There are many other files but I think these are the relevant ones for this specific problem, but I'm happy to include for code if needed. My data is stored as a graph and batched by a DataLoader and looks like this (when batched two at a time):

Graph_DataBatch(atoms=[2], edge_index_G=[2, 89966], edge_index_A=[2, 1479258], x_atm=[5184, 5], x_atm_batch=[5184], x_atm_ptr=[3], x_bnd=[89966], x_bnd_batch=[89966], x_bnd_ptr=[3], x_ang=[1479258], x_ang_batch=[1479258], x_ang_ptr=[3], mask_dih_ang=[1479258], atm_amounts=[6], bnd_amounts=[6], ang_amounts=[6], y=[179932, 1])

The problematic line is in the Encoder during its forward function:

def forward(self, data):
        # Embed atoms
        data.h_atm = self.embed_atm(data.x_atm)

        # Embed bonds
        data.h_bnd = self.embed_bnd(data.x_bnd)

        # Embed angles
        data.h_ang = self.embed_ang(data.x_ang, data.mask_dih_ang)

        return data

Specifically, data.h_atm = self.embed_atm(data.x_atm). To briefly explain what I'm trying to do, I am loading in a bunch of graphs into the Dataloader, which are batched and then fed into the model for training:

def train(loader,model,parameters,PIN_MEMORY=False):
    model.train()
    total_loss = 0.0
    model = nn.DataParallel(model, device_ids=[0, 1]).cuda()
    #model = model.to(parameters['device'])
    optimizer = torch.optim.AdamW(model.module.processor.parameters(), lr=parameters['LEARN_RATE'])

    #model = model.to(parameters['device'])
    loss_fn = torch.nn.MSELoss()
    for i,data in enumerate(loader, 0):
        optimizer.zero_grad(set_to_none=True)
        #data = data.to(parameters['device'], non_blocking=PIN_MEMORY)
        data = data.cuda()
        #encoding = model.encoder(data)
        #proc = model.processor(encoding.module)
        #atom_contrib, bond_contrib, angle_contrib = model.decoder(proc.module)
        atom_contrib, bond_contrib, angle_contrib = model(data)

My understanding is that I have sent my batched data to the GPU and my model parameters are on the GPU and DataParallel should take care of splitting my data up and sending everything to each GPU automatically.
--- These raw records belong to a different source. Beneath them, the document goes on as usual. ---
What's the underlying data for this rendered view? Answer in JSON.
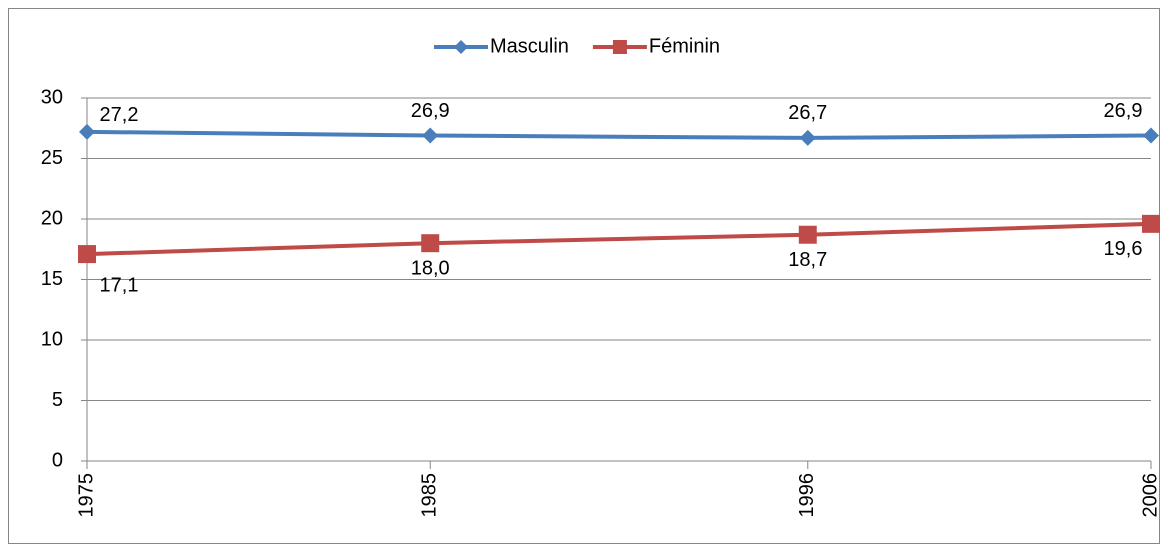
{
  "chart_data": {
    "type": "line",
    "x": [
      1975,
      1985,
      1996,
      2006
    ],
    "series": [
      {
        "name": "Masculin",
        "color": "#4a7ebb",
        "marker": "diamond",
        "values": [
          27.2,
          26.9,
          26.7,
          26.9
        ],
        "value_labels": [
          "27,2",
          "26,9",
          "26,7",
          "26,9"
        ]
      },
      {
        "name": "Féminin",
        "color": "#be4b48",
        "marker": "square",
        "values": [
          17.1,
          18.0,
          18.7,
          19.6
        ],
        "value_labels": [
          "17,1",
          "18,0",
          "18,7",
          "19,6"
        ]
      }
    ],
    "xlim": [
      1975,
      2006
    ],
    "xticks": [
      1975,
      1985,
      1996,
      2006
    ],
    "ylim": [
      0,
      30
    ],
    "yticks": [
      0,
      5,
      10,
      15,
      20,
      25,
      30
    ],
    "grid": true,
    "legend": "top"
  }
}
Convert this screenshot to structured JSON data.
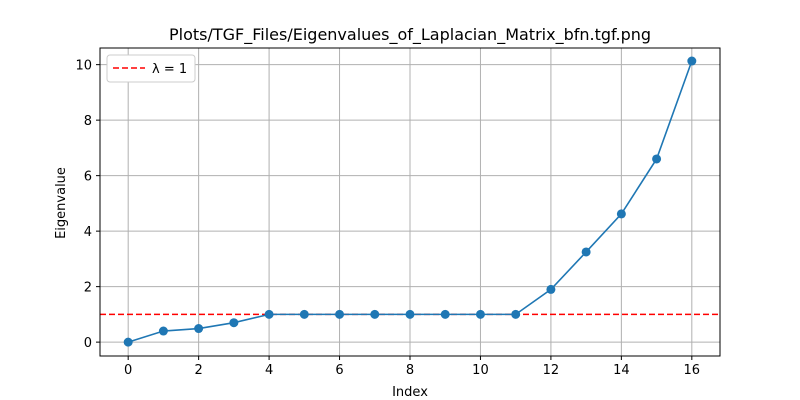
{
  "chart_data": {
    "type": "line",
    "title": "Plots/TGF_Files/Eigenvalues_of_Laplacian_Matrix_bfn.tgf.png",
    "xlabel": "Index",
    "ylabel": "Eigenvalue",
    "xlim": [
      -0.8,
      16.8
    ],
    "ylim": [
      -0.5,
      10.6
    ],
    "xticks": [
      0,
      2,
      4,
      6,
      8,
      10,
      12,
      14,
      16
    ],
    "yticks": [
      0,
      2,
      4,
      6,
      8,
      10
    ],
    "grid": true,
    "legend_position": "top-left",
    "series": [
      {
        "name": "",
        "color": "#1f77b4",
        "marker": "circle",
        "x": [
          0,
          1,
          2,
          3,
          4,
          5,
          6,
          7,
          8,
          9,
          10,
          11,
          12,
          13,
          14,
          15,
          16
        ],
        "y": [
          0,
          0.4,
          0.49,
          0.7,
          1.0,
          1.0,
          1.0,
          1.0,
          1.0,
          1.0,
          1.0,
          1.0,
          1.9,
          3.25,
          4.62,
          6.6,
          10.13
        ]
      }
    ],
    "reference_lines": [
      {
        "orientation": "horizontal",
        "y": 1,
        "label": "λ = 1",
        "color": "#ff0000",
        "style": "dashed"
      }
    ]
  }
}
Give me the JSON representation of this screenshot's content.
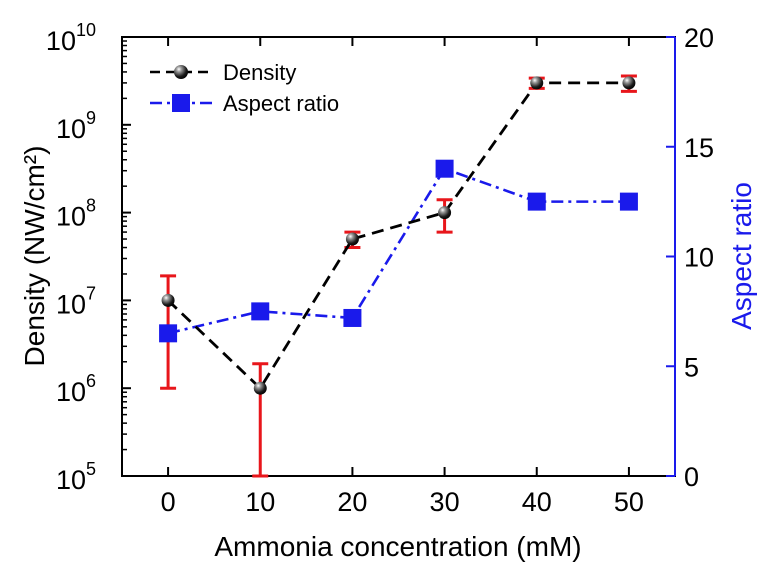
{
  "chart_data": {
    "type": "line",
    "xlabel": "Ammonia concentration (mM)",
    "ylabel_left": "Density (NW/cm²)",
    "ylabel_right": "Aspect ratio",
    "x": [
      0,
      10,
      20,
      30,
      40,
      50
    ],
    "xlim": [
      -5,
      55
    ],
    "x_ticks": [
      0,
      10,
      20,
      30,
      40,
      50
    ],
    "x_tick_labels": [
      "0",
      "10",
      "20",
      "30",
      "40",
      "50"
    ],
    "y_left_scale": "log",
    "y_left_lim": [
      100000,
      10000000000
    ],
    "y_left_tick_labels": [
      {
        "base": "10",
        "exp": "5"
      },
      {
        "base": "10",
        "exp": "6"
      },
      {
        "base": "10",
        "exp": "7"
      },
      {
        "base": "10",
        "exp": "8"
      },
      {
        "base": "10",
        "exp": "9"
      },
      {
        "base": "10",
        "exp": "10"
      }
    ],
    "y_right_lim": [
      0,
      20
    ],
    "y_right_ticks": [
      0,
      5,
      10,
      15,
      20
    ],
    "y_right_tick_labels": [
      "0",
      "5",
      "10",
      "15",
      "20"
    ],
    "legend_position": "top-left",
    "series": [
      {
        "name": "Density",
        "axis": "left",
        "marker": "sphere",
        "line_style": "dashed",
        "color": "#000000",
        "error_color": "#e8161b",
        "values": [
          10000000,
          1000000,
          50000000,
          100000000,
          3000000000,
          3000000000
        ],
        "error_low": [
          1000000,
          100000,
          40000000,
          60000000,
          2600000000,
          2400000000
        ],
        "error_high": [
          19000000,
          1900000,
          60000000,
          140000000,
          3400000000,
          3600000000
        ]
      },
      {
        "name": "Aspect ratio",
        "axis": "right",
        "marker": "square",
        "line_style": "dash-dot",
        "color": "#1a1aeb",
        "values": [
          6.5,
          7.5,
          7.2,
          14,
          12.5,
          12.5
        ]
      }
    ],
    "grid": false,
    "right_axis_color": "#1a1aeb"
  }
}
My question can be broken into a few parts: (1) Is this understanding correct? (2) Does my code actually seem like its doing this, and (3) does this error have anything to do with that, and if not, what is this error trying to tell me? I don't expect anyone to fix my code for me, but I would like to understand why this error is happening, because I think I'm misunderstanding the underlying logic of how DataParallel is taking my data and sending it to the GPU. I'm happy to provide any details you might need to better understand this problem.

I have tried to better understand the line that breaks: data.h_atm = self.embed_atm(data.x_atm) by printing out where data.x_atm actually is when inside of the forward function, which should be after DataParallel has partitioned the data and I get this for all tensors:

tensor([[1., 0., 0., 0., 0.], [1., 0., 0., 0., 0.], [1., 0., 0., 0., 0.], ..., [0., 0., 1., 0., 0.], [0., 0., 1., 0., 0.], [0., 0., 1., 0., 0.]], device='cuda:0')

I think this telling me that all of my data is on GPU 0 despite the model being on both GPU 0 and 1 (when running on 2 GPUs), which I've confirmed by using nvidia-smi and observing both GPUs at about half memory consumption. I have also tried various combinations of calling X.to_device('cuda') or X.cuda(), where X is my graph data, but nothing seems to make any difference to the tensor print out.

Solution

If anyone is seeing this in the future, the issue was that the graph data was never being sent to the correct GPU when the model's forward functions were called and it was only being sent to the default GPU when calling data = data.cuda() inside of the DataLoader loop. The solution was to call data = data.cuda() inside of the model's forward function, which is when DataParallel actually has access to the data, and automatically sends the data to correct GPUs.